All of this brought me to understand the true sufficiency in Christ. To truly understand, through this trial, the adequacy of God for all of my needs was the sweetest and most tender thing He could have taught me. It is a good thing to have friends on earth who will hug you when you cry, and pray when you ask, but it is a better and more sufficient thing to have a friend in Christ, who mediates on our behalf to the Father, and knows us more deeply and intimately than we could comprehend.

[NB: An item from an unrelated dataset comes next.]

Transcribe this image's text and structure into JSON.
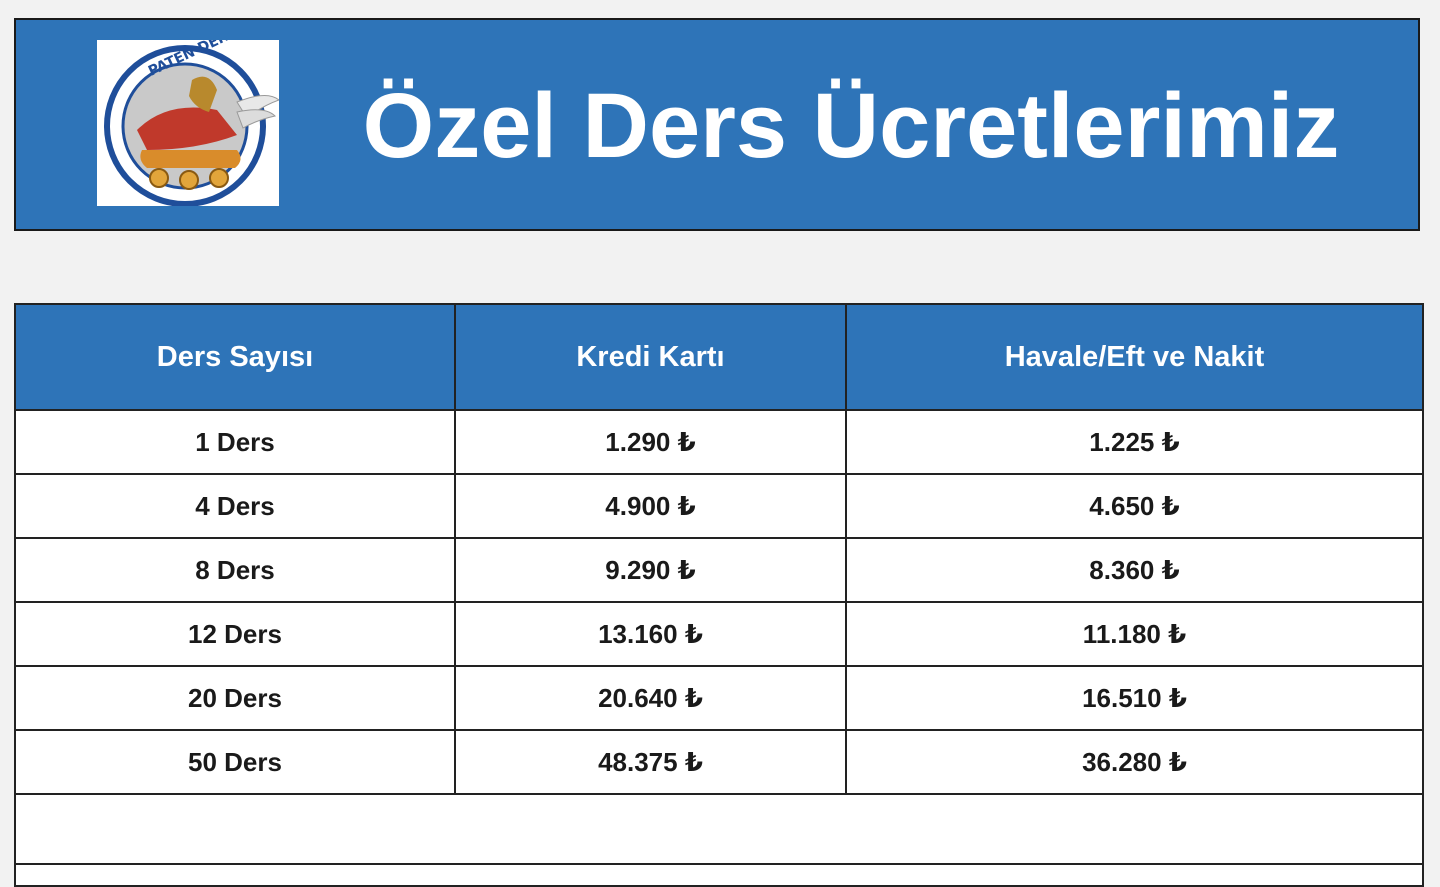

Don’t mishear what I am saying: Christian fellowship and friendship is indispensable, invaluable, and immensely important, and we should all strive eagerly towards upholding and interceding for one another. One of the most real and tangible ways that God demonstrates His love for us is through the physical acts and physical care by other Christians. So pick up that phone. Pray for that person. Send that thank you note. Buy that gift. Hug that person. It is so important that we act on Christian care. However, seasons do come and go. And loneliness is very real.
Loneliness may slay us, but through it we are invited to befriend God. I leaned into the fellowship He had been offering me the entire time. We have more than satisfactory reason to trust in Him, more than enough reason to desire Him above all else. So yes, seek out Christian fellowship, but eagerly pine for God firsthand.